Our opinions set forth below are qualified to the extent that they may be subject to or affected by (i) applicable bankruptcy, insolvency, reorganization, moratorium, fraudulent conveyance or similar laws relating to or affecting the rights of creditors generally, (ii) statutory or decisional law concerning recourse by creditors to security in the absence of notice or hearing, (iii) duties and standards imposed on creditors and parties to contracts, including, without limitation, requirements of good faith, reasonableness and fair dealing, and (iv) general equitable principles. We express no opinion as to the availability of any equitable or specific remedy upon any breach of any of the agreements as to which we are opining herein, or any of the agreements, documents or obligations referred to therein, or to the successful assertion of any equitable defenses, inasmuch as the availability of such remedies or the success of any equitable defense may be subject to the discretion of a court.

We also express no opinion herein as to any provision of any agreement (a) which may be deemed to or construed to waive any right of the Company, (b) to the effect that rights and remedies are not exclusive, that every right or remedy is cumulative and may be exercised in addition to or with any other right or remedy and does not preclude recourse to one or more other rights or remedies, (c) relating to the effect of invalidity or unenforceability of any provision of the Warrants on the validity or enforceability of any other provision thereof, (d) which is in violation of public policy, including, without limitation, any provision relating to indemnification and contribution with respect to securities law matters, (e) which provides that the terms of the Warrants may not be waived or modified except in writing or (f) relating to choice of law or consent to jurisdiction.

Based upon the foregoing and subject to the assumptions, limitations and exceptions set forth herein, we are of the opinion that:

1. The shares of Common Stock included in the Offering have been authorized by all necessary corporate action of the Company and, when issued and delivered against payment therefor as contemplated in the Underwriting Agreement, will be validly issued, fully paid and nonassessable.

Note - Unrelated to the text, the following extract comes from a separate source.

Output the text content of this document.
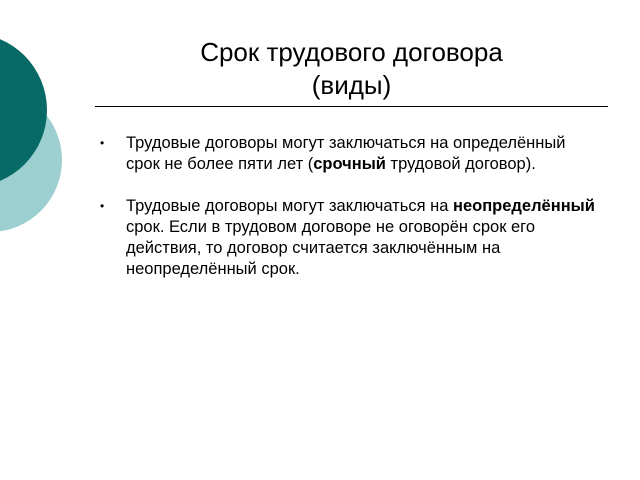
Срок трудового договора
(виды)
• Трудовые договоры могут заключаться на определённый срок не более пяти лет (срочный трудовой договор).
• Трудовые договоры могут заключаться на неопределённый срок. Если в трудовом договоре не оговорён срок его действия, то договор считается заключённым на неопределённый срок.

2. The Warrants have been duly authorized for issuance and, when the Warrants are issued and paid for in accordance with the terms and conditions of the Underwriting Agreement, the Warrants will have been duly executed and delivered by the Company and will constitute valid and legally binding obligations of the Company.

3. The shares of Common Stock issuable upon exercise of the Warrants (the “Warrant Shares”) have been duly authorized for issuance and, when issued and delivered against payment therefor in accordance with the provisions of the Warrants, including the payment of the exercise price therefor, the Warrant Shares will be validly issued, fully paid and nonassessable.

We express no opinion as to the applicability or effect of any laws, orders or judgments of any state or other jurisdiction other than the General Corporation Law of the State of Delaware (including the statutory provisions and all applicable provisions of the Delaware Constitution and reported judicial decisions interpreting those laws), and the federal securities


laws. Further, this opinion is based solely upon existing laws, rules and regulations, and we undertake no obligation to advise you of any changes that may be brought to our attention after the date hereof. This opinion is expressly limited to the matters set forth above and we render no opinion, whether by implication or otherwise, as to any other matters relating to the Company or the Common Stock.

We hereby consent to the filing of this opinion with the Commission as an exhibit to the Registration Statement and the use of our name therein under the caption “Legal Matters.” In giving this consent, we do not admit that we come within the category of persons whose consent is required under Section 7 of the Securities Act or the rules and regulations of the Commission adopted under the Securities Act.